Lalu di sisi yang lain, kita mesti membuka pikiran dan meluaskan pandangan bahwa ada kok orang yang lulus kuliahnya lambat bukan karena bodoh. Orang yang seperti ini saya sebut orang ideal. Yang apa-apa ingin bagus dan apa-apa ingin yang terbaik. Orang yang termasuk dalam golongan ini, tidak akan pernah berpikir yang penting datang, yang penting ngasi, yang penting tampil, yang penting buat, yang penting ngumpul, yang penting selesai. Bagi mereka, mending ga usah daripada hasilnya jelek. Tapi salah satu teman saya, yang tipenya idealis, pernah terpaksa menyelesaikan skripsinya. memang benar skripsi selesai. Tapi, ia merasa kecewa dan sangat bersalah atas apa yang ia kerjakan.

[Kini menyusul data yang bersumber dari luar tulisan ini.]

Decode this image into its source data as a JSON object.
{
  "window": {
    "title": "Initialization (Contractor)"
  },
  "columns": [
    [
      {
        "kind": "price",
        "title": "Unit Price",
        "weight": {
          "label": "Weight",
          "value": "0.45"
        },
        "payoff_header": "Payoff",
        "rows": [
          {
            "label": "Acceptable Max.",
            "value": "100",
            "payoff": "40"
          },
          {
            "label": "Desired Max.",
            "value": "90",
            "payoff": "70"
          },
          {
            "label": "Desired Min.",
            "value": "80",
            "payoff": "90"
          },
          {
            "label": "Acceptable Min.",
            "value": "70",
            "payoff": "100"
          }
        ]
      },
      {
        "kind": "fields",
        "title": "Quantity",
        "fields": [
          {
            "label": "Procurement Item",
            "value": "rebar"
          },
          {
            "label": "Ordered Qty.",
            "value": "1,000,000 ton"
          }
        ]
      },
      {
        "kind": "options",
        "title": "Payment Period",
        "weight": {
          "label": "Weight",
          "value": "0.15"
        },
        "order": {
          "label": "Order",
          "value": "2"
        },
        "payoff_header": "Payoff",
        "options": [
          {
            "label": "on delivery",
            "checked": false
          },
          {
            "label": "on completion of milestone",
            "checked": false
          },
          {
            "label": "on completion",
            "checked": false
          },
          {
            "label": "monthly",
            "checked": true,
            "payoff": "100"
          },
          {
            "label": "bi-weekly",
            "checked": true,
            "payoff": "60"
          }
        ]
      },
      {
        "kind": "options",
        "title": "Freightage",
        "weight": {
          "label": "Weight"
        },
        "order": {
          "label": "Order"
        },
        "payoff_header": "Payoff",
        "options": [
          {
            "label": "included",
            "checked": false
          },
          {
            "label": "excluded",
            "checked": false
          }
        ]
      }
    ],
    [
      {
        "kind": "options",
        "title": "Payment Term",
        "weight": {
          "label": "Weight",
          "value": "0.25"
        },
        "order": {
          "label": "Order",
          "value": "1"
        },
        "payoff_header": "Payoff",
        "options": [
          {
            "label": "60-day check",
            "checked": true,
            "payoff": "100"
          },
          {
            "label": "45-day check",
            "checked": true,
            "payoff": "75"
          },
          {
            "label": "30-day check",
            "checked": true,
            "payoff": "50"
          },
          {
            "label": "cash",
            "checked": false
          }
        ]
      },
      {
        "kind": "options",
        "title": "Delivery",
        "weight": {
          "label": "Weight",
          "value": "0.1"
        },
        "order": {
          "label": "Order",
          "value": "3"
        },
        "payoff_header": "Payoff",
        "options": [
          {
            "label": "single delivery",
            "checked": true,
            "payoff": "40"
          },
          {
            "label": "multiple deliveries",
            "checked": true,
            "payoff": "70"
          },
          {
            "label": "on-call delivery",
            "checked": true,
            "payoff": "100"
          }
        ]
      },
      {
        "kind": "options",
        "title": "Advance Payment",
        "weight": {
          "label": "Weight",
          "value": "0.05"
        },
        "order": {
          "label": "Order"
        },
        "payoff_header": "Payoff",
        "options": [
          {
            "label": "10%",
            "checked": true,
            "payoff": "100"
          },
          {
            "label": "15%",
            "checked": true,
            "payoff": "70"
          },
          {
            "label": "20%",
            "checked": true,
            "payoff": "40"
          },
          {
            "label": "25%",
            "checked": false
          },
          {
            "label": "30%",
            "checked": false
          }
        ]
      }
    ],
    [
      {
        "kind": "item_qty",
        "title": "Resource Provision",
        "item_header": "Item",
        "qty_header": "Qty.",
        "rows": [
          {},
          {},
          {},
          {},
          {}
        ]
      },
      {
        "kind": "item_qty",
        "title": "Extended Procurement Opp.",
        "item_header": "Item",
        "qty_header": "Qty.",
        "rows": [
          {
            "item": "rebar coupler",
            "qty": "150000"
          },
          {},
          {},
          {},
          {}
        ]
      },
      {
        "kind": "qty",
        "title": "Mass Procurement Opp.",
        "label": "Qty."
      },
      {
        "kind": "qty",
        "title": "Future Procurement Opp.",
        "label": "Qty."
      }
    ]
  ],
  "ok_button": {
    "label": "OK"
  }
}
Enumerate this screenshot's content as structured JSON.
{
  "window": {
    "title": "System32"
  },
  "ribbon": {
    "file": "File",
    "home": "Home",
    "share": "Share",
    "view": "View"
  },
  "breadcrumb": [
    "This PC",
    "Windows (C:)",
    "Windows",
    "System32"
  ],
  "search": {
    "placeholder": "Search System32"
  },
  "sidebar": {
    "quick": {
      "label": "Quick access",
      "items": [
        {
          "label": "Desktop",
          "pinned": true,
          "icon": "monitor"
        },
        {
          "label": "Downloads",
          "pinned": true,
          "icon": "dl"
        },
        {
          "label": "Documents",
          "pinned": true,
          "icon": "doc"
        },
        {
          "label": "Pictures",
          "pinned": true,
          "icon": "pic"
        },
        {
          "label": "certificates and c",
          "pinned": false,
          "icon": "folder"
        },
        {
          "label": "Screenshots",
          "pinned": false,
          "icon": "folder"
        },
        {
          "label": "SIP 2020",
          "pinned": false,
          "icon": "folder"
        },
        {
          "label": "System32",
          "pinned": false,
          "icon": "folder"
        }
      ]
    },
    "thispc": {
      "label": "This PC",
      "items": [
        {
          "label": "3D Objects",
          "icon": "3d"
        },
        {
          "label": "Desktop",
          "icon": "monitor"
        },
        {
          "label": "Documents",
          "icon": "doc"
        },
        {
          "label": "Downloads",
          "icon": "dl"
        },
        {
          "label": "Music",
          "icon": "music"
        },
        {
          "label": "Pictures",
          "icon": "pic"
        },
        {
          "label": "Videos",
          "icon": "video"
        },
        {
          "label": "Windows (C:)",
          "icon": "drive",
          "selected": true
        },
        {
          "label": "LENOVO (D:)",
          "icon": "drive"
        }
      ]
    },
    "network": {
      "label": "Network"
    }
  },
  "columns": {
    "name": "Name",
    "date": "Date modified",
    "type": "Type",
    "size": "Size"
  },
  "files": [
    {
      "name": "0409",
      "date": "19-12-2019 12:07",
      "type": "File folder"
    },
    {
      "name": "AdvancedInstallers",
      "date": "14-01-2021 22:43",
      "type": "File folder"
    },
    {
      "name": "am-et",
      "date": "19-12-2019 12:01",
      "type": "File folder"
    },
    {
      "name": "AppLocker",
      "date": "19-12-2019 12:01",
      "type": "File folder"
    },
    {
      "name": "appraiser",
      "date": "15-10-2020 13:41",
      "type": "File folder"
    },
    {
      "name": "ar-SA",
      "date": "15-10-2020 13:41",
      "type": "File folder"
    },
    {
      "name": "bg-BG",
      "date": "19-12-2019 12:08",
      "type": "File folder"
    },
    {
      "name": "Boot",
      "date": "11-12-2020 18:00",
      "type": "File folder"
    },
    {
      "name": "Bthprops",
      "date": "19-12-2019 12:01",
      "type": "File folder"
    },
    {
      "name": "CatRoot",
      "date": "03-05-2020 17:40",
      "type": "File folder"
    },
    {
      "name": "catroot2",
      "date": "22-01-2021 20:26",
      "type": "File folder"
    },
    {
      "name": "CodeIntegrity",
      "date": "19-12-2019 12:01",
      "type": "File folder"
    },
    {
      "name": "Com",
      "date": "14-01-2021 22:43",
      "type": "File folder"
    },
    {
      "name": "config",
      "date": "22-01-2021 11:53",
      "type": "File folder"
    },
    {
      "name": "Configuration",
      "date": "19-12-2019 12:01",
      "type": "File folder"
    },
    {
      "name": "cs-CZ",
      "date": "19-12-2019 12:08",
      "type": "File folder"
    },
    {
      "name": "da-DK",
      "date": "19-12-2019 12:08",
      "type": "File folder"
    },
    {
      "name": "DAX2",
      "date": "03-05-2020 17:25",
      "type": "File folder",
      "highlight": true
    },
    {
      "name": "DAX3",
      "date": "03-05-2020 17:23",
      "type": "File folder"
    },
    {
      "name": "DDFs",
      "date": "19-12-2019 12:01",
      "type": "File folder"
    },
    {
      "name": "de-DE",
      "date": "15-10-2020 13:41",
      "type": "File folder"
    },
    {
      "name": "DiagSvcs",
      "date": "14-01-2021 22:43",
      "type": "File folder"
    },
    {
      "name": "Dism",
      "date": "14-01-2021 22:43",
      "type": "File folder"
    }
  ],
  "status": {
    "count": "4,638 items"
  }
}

Ini jauh berbeda dengan orang yang apa-apa kanggo, apa-apa kanggo. Baru bagus sedikit kanggo, baru jadi sedikit kanggo. Biasanya, mereka akan bilang, “Yaa segini aja dah.” atau “Yaa kanggoinaja dah.” Mereka sering berlindung dibalik kalimat, “Lebih baik mencoba daripada tidak sama sekali”. Lucunya orang tipe ini bisa-bisanya bangga atas hasil kerja mereka. Selain cepat bangga, orang tipe ini juga cepat merasa puas. Padahal yang mereka lakukan belum maksimal. Belum seberapa.
Dari sana, sekali lagi saya harus katakana, bahwa saya jadi tahu, siapa sebetulnya yang benar-benar selesai, siapa yang hanya seolah-olah saja selesai.
Selamat wisuda, suamiku tercinta… [T]
NB:
- Gede Gita Wiastra adalah penulis tatkala.co, anggota Komunitas Mahima, Teater Kalangan, dan Ketua Komunitas Timpal Tatkala.